Express Warranties in Marine Insurance: A Comparative Analysis of English and Norwegian Law

University essay from Lunds universitet/Juridiska institutionen

Abstract: In the context of English marine insurance law, a warranty is a contractual obligation of the assured to perform a certain duty or to ascertain or to negate a certain state of facts. The Marine Insurance Act of 1906 (MIA) further establishes that a warranty must be exactly complied with and does not need to be material to the risk. Where the assured fails to fulfil the warranty, the insurer will be discharged from any liability under the contract from the date of the breach. The implications of this system can be described as draconian to the assured, as he has no available defences and cannot have the claim for breach dismissed on the grounds that he has subsequently complied with the warranty.

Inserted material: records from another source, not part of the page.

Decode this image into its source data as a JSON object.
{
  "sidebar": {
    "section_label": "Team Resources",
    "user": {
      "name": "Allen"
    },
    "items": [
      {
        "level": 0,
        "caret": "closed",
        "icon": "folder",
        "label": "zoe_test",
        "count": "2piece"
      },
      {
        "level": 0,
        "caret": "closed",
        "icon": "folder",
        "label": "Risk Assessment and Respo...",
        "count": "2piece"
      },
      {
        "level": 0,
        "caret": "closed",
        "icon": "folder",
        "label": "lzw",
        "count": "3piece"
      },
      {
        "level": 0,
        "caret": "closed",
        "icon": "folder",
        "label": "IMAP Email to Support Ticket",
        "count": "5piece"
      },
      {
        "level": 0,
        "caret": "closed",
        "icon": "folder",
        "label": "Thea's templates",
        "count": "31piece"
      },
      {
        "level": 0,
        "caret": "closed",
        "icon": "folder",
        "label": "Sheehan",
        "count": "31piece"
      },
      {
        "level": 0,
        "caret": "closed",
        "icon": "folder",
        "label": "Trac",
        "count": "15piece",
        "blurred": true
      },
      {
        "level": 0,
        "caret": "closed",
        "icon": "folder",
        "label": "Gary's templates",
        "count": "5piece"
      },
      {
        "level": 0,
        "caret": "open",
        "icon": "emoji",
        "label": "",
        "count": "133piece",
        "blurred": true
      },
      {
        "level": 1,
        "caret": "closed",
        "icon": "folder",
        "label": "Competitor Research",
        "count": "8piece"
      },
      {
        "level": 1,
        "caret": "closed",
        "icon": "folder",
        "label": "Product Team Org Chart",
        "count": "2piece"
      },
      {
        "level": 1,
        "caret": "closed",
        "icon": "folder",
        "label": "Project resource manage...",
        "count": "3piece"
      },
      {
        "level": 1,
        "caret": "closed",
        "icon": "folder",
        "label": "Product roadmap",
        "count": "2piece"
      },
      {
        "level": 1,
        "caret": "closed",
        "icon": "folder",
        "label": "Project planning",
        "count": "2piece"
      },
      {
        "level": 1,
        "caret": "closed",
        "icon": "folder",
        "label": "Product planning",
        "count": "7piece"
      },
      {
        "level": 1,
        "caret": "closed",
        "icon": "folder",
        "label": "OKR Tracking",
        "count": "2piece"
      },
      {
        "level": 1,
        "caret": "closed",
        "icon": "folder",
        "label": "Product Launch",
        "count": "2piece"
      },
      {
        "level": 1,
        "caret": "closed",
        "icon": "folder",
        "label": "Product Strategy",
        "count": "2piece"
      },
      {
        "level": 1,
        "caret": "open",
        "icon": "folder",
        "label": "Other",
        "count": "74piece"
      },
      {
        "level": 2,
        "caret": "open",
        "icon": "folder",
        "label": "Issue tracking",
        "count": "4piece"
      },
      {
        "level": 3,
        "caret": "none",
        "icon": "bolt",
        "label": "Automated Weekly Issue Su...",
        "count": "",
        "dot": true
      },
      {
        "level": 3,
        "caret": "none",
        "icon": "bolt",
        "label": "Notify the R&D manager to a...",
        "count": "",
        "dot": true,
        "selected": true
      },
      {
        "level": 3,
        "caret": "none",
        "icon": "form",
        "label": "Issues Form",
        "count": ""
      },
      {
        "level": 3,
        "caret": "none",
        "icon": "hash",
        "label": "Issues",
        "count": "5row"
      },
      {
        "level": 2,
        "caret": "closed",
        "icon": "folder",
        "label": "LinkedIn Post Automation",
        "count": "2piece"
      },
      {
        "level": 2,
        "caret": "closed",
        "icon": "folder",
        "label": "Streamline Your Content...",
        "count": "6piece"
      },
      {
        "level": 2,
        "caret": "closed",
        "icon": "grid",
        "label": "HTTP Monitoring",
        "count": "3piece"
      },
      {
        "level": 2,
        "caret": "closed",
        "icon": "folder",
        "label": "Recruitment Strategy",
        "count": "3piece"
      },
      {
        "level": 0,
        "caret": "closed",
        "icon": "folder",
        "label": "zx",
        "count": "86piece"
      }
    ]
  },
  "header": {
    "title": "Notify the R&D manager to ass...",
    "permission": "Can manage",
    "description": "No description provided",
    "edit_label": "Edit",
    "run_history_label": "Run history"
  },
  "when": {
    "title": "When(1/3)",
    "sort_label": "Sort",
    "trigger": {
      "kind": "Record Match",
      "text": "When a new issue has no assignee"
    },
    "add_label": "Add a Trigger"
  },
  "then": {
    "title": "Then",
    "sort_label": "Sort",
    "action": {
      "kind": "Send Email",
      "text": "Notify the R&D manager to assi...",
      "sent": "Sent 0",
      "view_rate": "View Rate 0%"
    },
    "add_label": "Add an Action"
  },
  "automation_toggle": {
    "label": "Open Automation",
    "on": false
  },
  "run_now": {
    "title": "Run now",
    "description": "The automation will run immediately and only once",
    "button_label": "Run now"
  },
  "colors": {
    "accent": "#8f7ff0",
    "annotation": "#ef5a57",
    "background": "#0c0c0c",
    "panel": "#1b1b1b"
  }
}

Two types of warranties can be said to exist: Express and implied. The second type is part of every contract of marine insurance as per MIA sect. 39-41, obligating, among other things, the assured to provide a seaworthy vessel. Express warranties, by contrast, are subject to the freedom of contract and can hence lay any obligation upon the assured, regardless of how remote to the risk it may be. The second type is therefore of particular interest. The main purpose of this thesis is to investigate the law relating to express warranties and to determine the reasons for why it was created and why it has been retained. In order to achieve this purpose the author will use legal dogmatic method to analyse statutes and case law in order to determine; 1) the historical reasons behind the regime of warranties, 2) how the courts apply it in the modern day, 3) discuss and conclude whether it achieves whatever purpose it is determined to have. To further deepen the understanding of the express warranty a comparative study will be performed. The Norwegian system has a very different and remarkable approach compared to the regime of warranties and is therefore chosen as the object of this study. The system, with particular focus on the Norwegian Marine Insurance Plans, will be described and its relevant parts will be compared to the English. In the final chapter the author will use the findings of the research of the English system of warranties and of the comparative study to determine whether the system of warranties is effective in respect to its purpose and whether it contributes to the upholding of a good balance between assured and underwriter.